Join us soon to see if Prom Night is...to die for...

Tuesday, December 22, 2009

Horror Movie Review: Count Dracula and His Vampire Bride



Count Dracula and His Vampire Bride

Starring: Peter Cushing, Christopher Lee, Michael Coles, William Franklyn, and Joanna Lumley

Writer: Don Houghton

Director: Alan Gibson

Production Companies: Warner Bros. Pictures and Hammer Film Productions

Release Date: October 1978 (in the USA), original film released in West Germany on November 3, 1973

I've never understood why British movies ended up with new titles. Count Dracula and His Vampire Bride was originally called The Satanic Rites of Dracula. I suppose when this movie was released in the US after 5 years there was concern about the whole Satan reference. In the end, neither title really fits this bizarre Hammer film. I recommend Van Helsing: 00-Crucifix - A Bloody Black Death.



It's not a surprise that 6 years after this film was released, Hammer stopped making films and started the "Hammer House of Mystery and Suspense" television program. I'm glad to see they are returning to films with two 2010 releases, and I'm looking forward to a modern day Hammer, but things were turning screwy there in the 70's and Count Dracula and His Vampire Bride shows how screwy things were getting.


London police are investigating a group supposedly performing dark rituals. They find more than they were bargaining for when an undercover cop gets killed. He's able to get photos to the department and they find the men involved are some very powerful men in London. They call in Scotland Yard who in turn calls in Professor Lorrimer Van Helsing, descendant of Abraham Van Helsing.

Van Helsing theorizes that Dracula has returned and has had a new strain of Yersinia Pestis, the Black Death, developed. The more potent, deadlier version will surely wipe out mankind if they can't stop the vampire.


You may be asking, "Why, Orgy, would Dracula want to wipe out all of man?" Van Helsing figures ol' Drac is tired of existing for centuries and the best way to make sure he dies is to get rid of his food supply.

You may also be wondering, "What's any of this have to do with the so called 'Satanic' ritual?" Um, haven't figured that one out. It wasn't done for Drac to have a mid-day snack or anything, so I don't know. In fact, Satan doesn't play a role in Dracula's mechanations, so I'm not sure how the big S got top billing.

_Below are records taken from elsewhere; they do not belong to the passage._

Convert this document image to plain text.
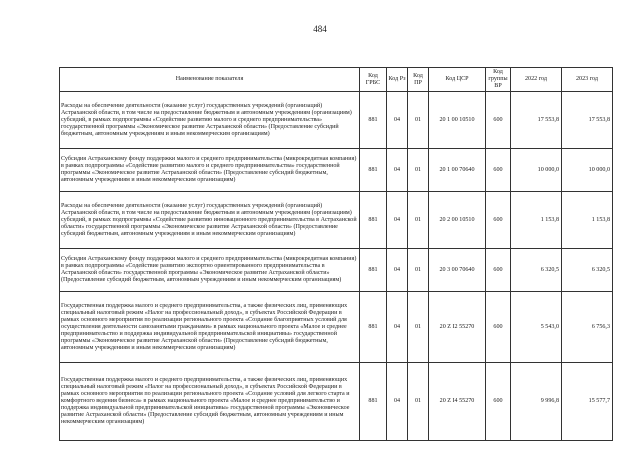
484
Наименование показателя	Код ГРБС	Код Рз	Код ПР	Код ЦСР	Код группы ВР	2022 год	2023 год
Расходы на обеспечение деятельности (оказание услуг) государственных учреждений (организаций) Астраханской области, в том числе на предоставление бюджетным и автономным учреждениям (организациям) субсидий, в рамках подпрограммы «Содействие развитию малого и среднего предпринимательства» государственной программы «Экономическое развитие Астраханской области» (Предоставление субсидий бюджетным, автономным учреждениям и иным некоммерческим организациям)	881	04	01	20 1 00 10510	600	17 553,8	17 553,8
Субсидия Астраханскому фонду поддержки малого и среднего предпринимательства (микрокредитная компания) в рамках подпрограммы «Содействие развитию малого и среднего предпринимательства» государственной программы «Экономическое развитие Астраханской области» (Предоставление субсидий бюджетным, автономным учреждениям и иным некоммерческим организациям)	881	04	01	20 1 00 70640	600	10 000,0	10 000,0
Расходы на обеспечение деятельности (оказание услуг) государственных учреждений (организаций) Астраханской области, в том числе на предоставление бюджетным и автономным учреждениям (организациям) субсидий, в рамках подпрограммы «Содействие развитию инновационного предпринимательства в Астраханской области» государственной программы «Экономическое развитие Астраханской области» (Предоставление субсидий бюджетным, автономным учреждениям и иным некоммерческим организациям)	881	04	01	20 2 00 10510	600	1 153,8	1 153,8
Субсидия Астраханскому фонду поддержки малого и среднего предпринимательства (микрокредитная компания) в рамках подпрограммы «Содействие развитию экспортно ориентированного предпринимательства в Астраханской области» государственной программы «Экономическое развитие Астраханской области» (Предоставление субсидий бюджетным, автономным учреждениям и иным некоммерческим организациям)	881	04	01	20 3 00 70640	600	6 320,5	6 320,5
Государственная поддержка малого и среднего предпринимательства, а также физических лиц, применяющих специальный налоговый режим «Налог на профессиональный доход», в субъектах Российской Федерации в рамках основного мероприятия по реализации регионального проекта «Создание благоприятных условий для осуществления деятельности самозанятыми гражданами» в рамках национального проекта «Малое и среднее предпринимательство и поддержка индивидуальной предпринимательской инициативы» государственной программы «Экономическое развитие Астраханской области» (Предоставление субсидий бюджетным, автономным учреждениям и иным некоммерческим организациям)	881	04	01	20 Z I2 55270	600	5 543,0	6 756,3
Государственная поддержка малого и среднего предпринимательства, а также физических лиц, применяющих специальный налоговый режим «Налог на профессиональный доход», в субъектах Российской Федерации в рамках основного мероприятия по реализации регионального проекта «Создание условий для легкого старта и комфортного ведения бизнеса» в рамках национального проекта «Малое и среднее предпринимательство и поддержка индивидуальной предпринимательской инициативы» государственной программы «Экономическое развитие Астраханской области» (Предоставление субсидий бюджетным, автономным учреждениям и иным некоммерческим организациям)	881	04	01	20 Z I4 55270	600	9 996,8	15 577,7
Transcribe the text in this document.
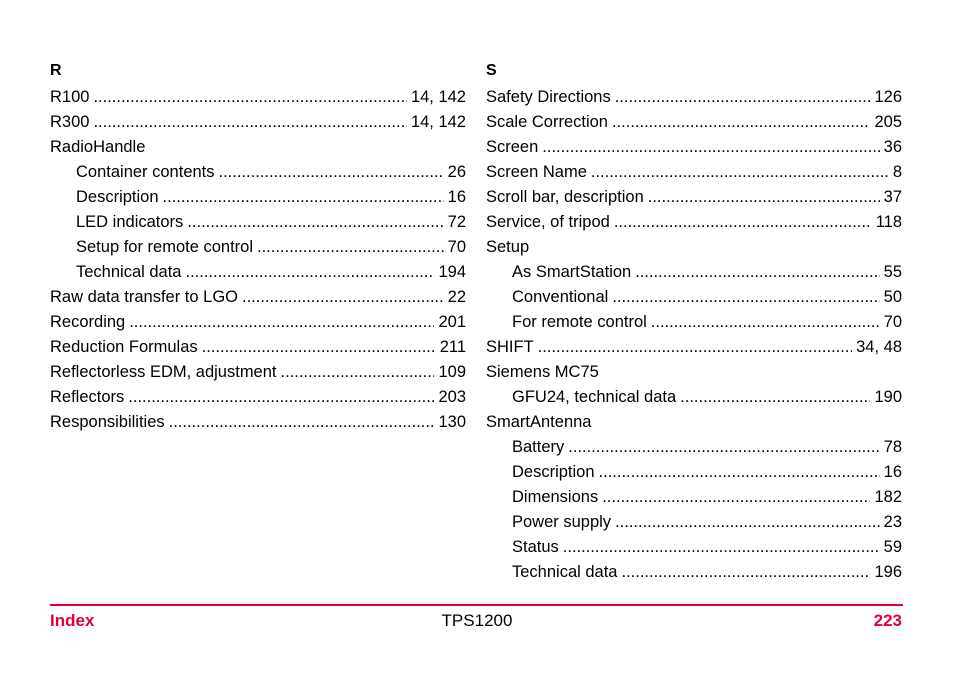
R
R100 .....	14, 142
R300 .....	14, 142
RadioHandle
Container contents .....	26
Description .....	16
LED indicators .....	72
Setup for remote control .....	70
Technical data .....	194
Raw data transfer to LGO .....	22
Recording .....	201
Reduction Formulas .....	211
Reflectorless EDM, adjustment .....	109
Reflectors .....	203
Responsibilities .....	130
S
Safety Directions .....	126
Scale Correction .....	205
Screen .....	36
Screen Name .....	8
Scroll bar, description .....	37
Service, of tripod .....	118
Setup
As SmartStation .....	55
Conventional .....	50
For remote control .....	70
SHIFT .....	34, 48
Siemens MC75
GFU24, technical data .....	190
SmartAntenna
Battery .....	78
Description .....	16
Dimensions .....	182
Power supply .....	23
Status .....	59
Technical data .....	196
Index	TPS1200	223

"But, Orgy," you inquire, "what about the bride mentioned in the US title?"

That would be Jessica Van Helsing, Lorrimer's daughter, whom Professor Van Helsing allows to get involved and then has to save once Dracula chooses her to be his bride. She's never a vampire, so, again, even the US title is misleading.

I've seen some titles say Count Dracula and His Vampire Brides, noting the plural "Brides". That's a little more accurate as there are several women vampires chained in the basement of Dracula's abode, but they are never referred to as brides, wives, or even the old Balls and Chains. But then if your husband kept you chained in the basement, you'd probably want a divorce, so maybe that was the problem. Would Jessica have tolerated the BDSM better than the others?


There's a lot to this movie that doesn't make sense. Why are the vampire women chained up? Is Dracula going to make Jessica his bride simply to piss off Lorrimer, or does he want companionship as he starves? Are there not easier ways for Dracula to kill himself? What was the purpose of the seemingly Satanic rituals? Why is Dracula still being called Count in the modern day? It certainly seems out of place.

Add to that a horribly pathetic death scene for Dracula, and motorcycle chases that help make this feel more like a James Bond film than a Dracula picture and there seems little appealing about this film.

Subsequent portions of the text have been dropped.